The shameful legacy of Canada’s residential school system, the church-run educational regime that forcibly plucked First Nations children from their homes in a effort to compel their assimilation into mainstream (meaning European) culture, has been largely ignored in Canada’s fiction, apart from books for young readers. This neglect, combined with the federal government’s renewed efforts to address that ignoble history, makes Joan Crate’s moving new novel, Black Apple, both timely and welcome. Also noteworthy, it’s the first fiction title published by veteran editor Phyllis Bruce since leaving HarperCollins to shore up Simon & Schuster’s fledgling Canadian publishing program.
Set during and after the Second World War, Black Apple is the story of Rose Marie Whitewater, a seven-year-old Blackfoot girl removed from her family and sent to St. Mark’s, a Catholic-run residential school for girls located in rural Alberta. Crate, a Calgary-based novelist and poet of indigenous background, effectively evokes the emotional trauma of the young girl’s separation from her mother, father, and younger brother, as well as the harrowing disorientation of her life at St. Mark’s.
The author communicates the sense of claustrophobia and confinement felt by the smart, spirited Rose Marie, who seems particularly ill-suited to a sedentary classroom governed by the threat of corporal punishment. Through a combination of intelligence and circumstances that require her to board at St. Mark’s year round, Rose Marie grows into adolescence as a model student, viewed by the school’s head nun, Mother Grace, as a potential candidate for the sisterhood. First, however, Rose Marie must complete an apprenticeship of sorts by helping with parish chores in the nearby town of Black Apple.
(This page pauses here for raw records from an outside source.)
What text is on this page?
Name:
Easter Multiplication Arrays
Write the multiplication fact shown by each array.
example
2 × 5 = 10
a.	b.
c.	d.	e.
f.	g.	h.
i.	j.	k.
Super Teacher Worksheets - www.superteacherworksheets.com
The novel’s portrayal of the residential school system – spawned, as it was, by a toxic mix of racism and cultural arrogance – is unavoidably disturbing. And Rose Marie’s unwelcome reception in Black Apple doesn’t mitigate her feelings of estrangement. But the flawed figure of Mother Grace, who understands the system’s failings almost as much as she endorses its overall objectives, lends a necessary element of ambiguity to the tale. At best, the road to Canada’s residential schools was paved with misguided intentions. Black Apple illustrates where such roads can lead.